OK, I've dwelled on my epic fail long enough. My second try at painting the backsplash, done entirely by brush instead of the quicker roller application to ensure I got the paint laid down well into the 'tooth', worked much better than the first, although I took special care to be thorough when cutting the paint at the mask-line before pulling the tape away. No sense in pushing it!!



Now, three wasted days later, all I had to do was get all my little curved border pieces mounted up where they belong.

That might look like I've spread white glue on the back of the piece above, but it's actually calking. It's a trick I've used before when mounting things, especially small things, that won't have any significant forces applied to them later.

Think about it, Not only will it protect the back of my hardboard pieces from the inevitable splashes, calk, at least high quality calk, is formulated to stick tightly to a variety of surfaces so time and abuse doesn't pull it loose, so, though it usually doesn't say so on the packaging, calk is actually fairly adhesive. And when spread thinly like in the photo above the calk is a lot less messy than most glues.
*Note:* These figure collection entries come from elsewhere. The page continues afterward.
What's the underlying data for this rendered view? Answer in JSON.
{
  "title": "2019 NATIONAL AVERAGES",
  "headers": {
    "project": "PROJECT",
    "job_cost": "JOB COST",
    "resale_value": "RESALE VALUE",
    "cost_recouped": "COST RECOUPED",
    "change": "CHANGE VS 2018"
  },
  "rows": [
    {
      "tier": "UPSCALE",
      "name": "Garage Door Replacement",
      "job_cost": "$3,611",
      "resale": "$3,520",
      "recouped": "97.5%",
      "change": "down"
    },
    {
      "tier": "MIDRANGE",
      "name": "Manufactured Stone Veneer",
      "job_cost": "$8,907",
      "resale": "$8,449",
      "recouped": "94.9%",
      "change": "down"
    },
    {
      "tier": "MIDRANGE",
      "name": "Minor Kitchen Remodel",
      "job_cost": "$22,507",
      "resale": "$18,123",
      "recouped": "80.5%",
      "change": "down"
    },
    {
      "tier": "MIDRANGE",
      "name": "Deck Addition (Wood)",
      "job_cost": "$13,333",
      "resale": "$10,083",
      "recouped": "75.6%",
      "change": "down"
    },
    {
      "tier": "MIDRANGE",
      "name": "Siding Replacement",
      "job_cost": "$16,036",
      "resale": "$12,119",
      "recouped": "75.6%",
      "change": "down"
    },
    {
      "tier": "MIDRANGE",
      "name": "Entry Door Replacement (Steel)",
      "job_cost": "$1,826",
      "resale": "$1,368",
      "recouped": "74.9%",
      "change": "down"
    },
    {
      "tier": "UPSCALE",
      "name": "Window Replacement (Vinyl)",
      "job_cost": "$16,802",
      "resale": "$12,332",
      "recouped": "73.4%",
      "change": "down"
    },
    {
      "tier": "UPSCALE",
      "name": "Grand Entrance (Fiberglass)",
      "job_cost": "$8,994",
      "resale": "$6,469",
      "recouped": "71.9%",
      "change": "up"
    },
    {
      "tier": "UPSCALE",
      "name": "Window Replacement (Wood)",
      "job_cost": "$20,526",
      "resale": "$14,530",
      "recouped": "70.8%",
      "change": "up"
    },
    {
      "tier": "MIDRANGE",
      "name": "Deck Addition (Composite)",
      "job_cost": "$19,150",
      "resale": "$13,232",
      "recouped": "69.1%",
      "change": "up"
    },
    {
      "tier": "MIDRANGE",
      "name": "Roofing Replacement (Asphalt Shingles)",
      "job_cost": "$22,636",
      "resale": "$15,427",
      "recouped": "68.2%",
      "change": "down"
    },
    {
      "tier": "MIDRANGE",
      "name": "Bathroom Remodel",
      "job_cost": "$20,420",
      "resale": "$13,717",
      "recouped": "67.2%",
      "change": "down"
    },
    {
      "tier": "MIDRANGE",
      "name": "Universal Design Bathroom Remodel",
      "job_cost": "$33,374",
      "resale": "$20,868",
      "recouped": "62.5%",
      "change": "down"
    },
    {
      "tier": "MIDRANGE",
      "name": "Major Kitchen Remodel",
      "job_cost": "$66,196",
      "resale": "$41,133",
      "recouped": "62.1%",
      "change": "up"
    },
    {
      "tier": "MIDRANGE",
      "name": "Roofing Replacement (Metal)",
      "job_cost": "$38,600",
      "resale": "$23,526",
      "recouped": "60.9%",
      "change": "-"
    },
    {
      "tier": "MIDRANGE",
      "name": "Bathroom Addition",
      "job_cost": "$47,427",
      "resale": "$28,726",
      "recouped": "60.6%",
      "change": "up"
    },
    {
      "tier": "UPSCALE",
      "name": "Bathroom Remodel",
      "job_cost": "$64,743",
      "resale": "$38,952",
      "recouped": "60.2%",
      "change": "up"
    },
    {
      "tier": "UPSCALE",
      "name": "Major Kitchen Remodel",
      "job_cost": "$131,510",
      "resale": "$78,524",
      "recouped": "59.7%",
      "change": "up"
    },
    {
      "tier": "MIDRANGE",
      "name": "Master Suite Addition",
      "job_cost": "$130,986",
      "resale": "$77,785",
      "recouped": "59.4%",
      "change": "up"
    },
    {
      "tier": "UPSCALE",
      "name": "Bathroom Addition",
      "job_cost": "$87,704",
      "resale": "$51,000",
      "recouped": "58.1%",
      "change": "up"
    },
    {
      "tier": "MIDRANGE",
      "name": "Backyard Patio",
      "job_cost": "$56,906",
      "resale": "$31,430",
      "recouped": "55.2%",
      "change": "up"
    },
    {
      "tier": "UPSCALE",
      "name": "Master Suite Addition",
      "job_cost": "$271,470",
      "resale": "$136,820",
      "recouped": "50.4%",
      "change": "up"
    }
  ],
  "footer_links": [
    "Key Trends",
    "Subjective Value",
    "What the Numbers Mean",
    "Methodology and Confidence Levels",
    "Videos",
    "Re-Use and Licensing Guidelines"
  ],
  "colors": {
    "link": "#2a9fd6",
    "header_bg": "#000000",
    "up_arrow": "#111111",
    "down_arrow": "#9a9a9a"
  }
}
The trick to dealing with any spills or squeeze out is plenty of water and a constant supply of fresh rags. Of course this is also true of many glues but in my experience even when you think you've done a good job of wiping up glue, it often leaves a subtle trace behind. Calk seems to clean up a lot better and by using clear calk, any excess that does get missed won't show that much anyway.



When working alone, as I usually do, Power Poles or third hands come in handy and I have a variety of lengths on-hand from ceiling high to these shorter, stand-on-the-counter-and-hold-the-uppers-in-place-while-I-get-that-first-screw-in. But turns out that even my shortest were still too long for the condensed dimension between The Van's counter and uppers, so I ended up cutting a couple of them down by three more inches. There's two nested tubes plus the solid center rod that can be jacked up by squeezing the handles inside there so it takes a lot of cutting!



Calk's adhesive qualities kick in pretty quickly and it grips faster than most glues, but even so, until cured it can't be fully trusted on it's own and I didn't want to leave a bunch of nail holes behind, so using some blocking, a couple of the shortened Power Poles as braces, and several hand-clamps configured into the push instead of squeeze mode I installed the border pieces one at a time, clamping, or more like bracing, each one for several hours before going onto the next.

Before bracing though, I pushed each piece in place, hard, by hand and cleaned up any squeeze-out with little torn bits of damp paper shop-towels, using each piece for just one swipe to avoid making more mess than I was cleaning up.

(If you look close at the base of the nearest Power Pole you can see a white smear. That's a dab of calk I smeared on there so I wouldn't have to guess at the cure-time. Once the smear was completely clear I could assume that the calk had cured enough to keep the border piece in place.)



Eventually, finally, I got all the border pieces installed



and after more time and effort than anticipated,


The Van's backsplash isn't boring anymore.